As I gradually watched and read more about the queer related resource, I began to realized that a lot of animations that I watched previously also embody a strong sense of campiness and queerness. Thus, I decide to explore and discuss the queer aesthetic with respect to one of my frequently watched children animation – The Powerpuff Girl (1998).
Growing up watching the television series, “him”, the major villains in the series, had always been the nightmare that really sticks to my mind. With flamboyant lipsticks, pointed eyelashes, campy high-heels, and most important red pompom skirt, “Him” stands out from the other characters in the show. As child watching the series, I would just thought “Him” as awkwardly weird but would never categories him as queer (I may not know about the notion of queerness at that small of age).
This project gave me an opportunities to explore the duality of Him’s characters, and at the same time reflect on the systematic bias in which villains are often coded as queer, gay in major studio productions.
In this 11-min video essay, I first shed light on the general background of camp/queer animation, illustrating the backlashes and pullbacks against queer characters’s appearance on screen.

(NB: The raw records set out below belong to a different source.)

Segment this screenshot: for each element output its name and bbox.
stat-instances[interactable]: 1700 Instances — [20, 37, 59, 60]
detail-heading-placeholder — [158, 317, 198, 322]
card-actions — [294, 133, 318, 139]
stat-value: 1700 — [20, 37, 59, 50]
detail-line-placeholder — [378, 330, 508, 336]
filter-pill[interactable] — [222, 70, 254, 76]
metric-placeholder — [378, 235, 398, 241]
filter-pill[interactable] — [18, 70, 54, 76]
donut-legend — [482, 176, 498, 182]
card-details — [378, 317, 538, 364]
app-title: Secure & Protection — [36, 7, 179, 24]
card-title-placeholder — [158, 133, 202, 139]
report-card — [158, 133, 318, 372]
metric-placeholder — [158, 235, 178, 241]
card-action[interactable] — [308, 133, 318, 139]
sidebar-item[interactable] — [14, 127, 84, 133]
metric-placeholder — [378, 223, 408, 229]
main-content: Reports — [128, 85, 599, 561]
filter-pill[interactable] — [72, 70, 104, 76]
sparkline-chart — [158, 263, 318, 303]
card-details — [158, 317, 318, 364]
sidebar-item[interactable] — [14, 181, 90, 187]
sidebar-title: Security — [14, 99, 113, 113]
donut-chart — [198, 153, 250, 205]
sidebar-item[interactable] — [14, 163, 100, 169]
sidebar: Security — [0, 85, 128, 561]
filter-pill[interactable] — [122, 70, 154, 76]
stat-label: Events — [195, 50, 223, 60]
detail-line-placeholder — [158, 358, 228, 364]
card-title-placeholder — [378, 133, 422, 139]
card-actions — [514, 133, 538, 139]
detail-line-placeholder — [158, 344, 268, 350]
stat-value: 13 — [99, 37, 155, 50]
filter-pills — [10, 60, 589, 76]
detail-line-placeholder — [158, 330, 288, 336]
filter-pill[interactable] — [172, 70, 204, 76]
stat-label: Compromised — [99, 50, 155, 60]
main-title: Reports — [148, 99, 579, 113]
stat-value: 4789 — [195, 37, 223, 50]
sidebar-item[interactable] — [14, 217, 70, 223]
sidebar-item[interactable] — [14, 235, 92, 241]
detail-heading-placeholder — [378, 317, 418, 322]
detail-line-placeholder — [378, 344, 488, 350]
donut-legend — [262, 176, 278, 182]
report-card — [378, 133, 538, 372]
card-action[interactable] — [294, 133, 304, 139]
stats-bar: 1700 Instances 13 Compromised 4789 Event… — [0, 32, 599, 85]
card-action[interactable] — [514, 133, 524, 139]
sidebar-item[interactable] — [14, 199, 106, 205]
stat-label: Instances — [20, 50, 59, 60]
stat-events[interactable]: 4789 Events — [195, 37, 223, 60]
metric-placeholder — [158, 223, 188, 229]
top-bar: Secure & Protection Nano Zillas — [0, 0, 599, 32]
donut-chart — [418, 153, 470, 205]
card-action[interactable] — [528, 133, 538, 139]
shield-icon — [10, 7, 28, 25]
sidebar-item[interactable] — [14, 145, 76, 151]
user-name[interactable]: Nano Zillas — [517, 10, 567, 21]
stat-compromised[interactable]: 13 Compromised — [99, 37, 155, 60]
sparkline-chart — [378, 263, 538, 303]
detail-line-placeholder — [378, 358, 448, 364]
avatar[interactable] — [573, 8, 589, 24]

Then I focused on the television series The Powerpuff Girl specifically, using two episodes, “Octil Evil” and “Bubble Vicious” to illustrate “Him”, the badass villain’s fusion of muscularity and femininity and the queerness he exudes throughout the series.
Finally, I expanded the topic further, investigating the history that lead to the legitimation of queer-coded villains, where I explained the social implication behind the villains as social outcast.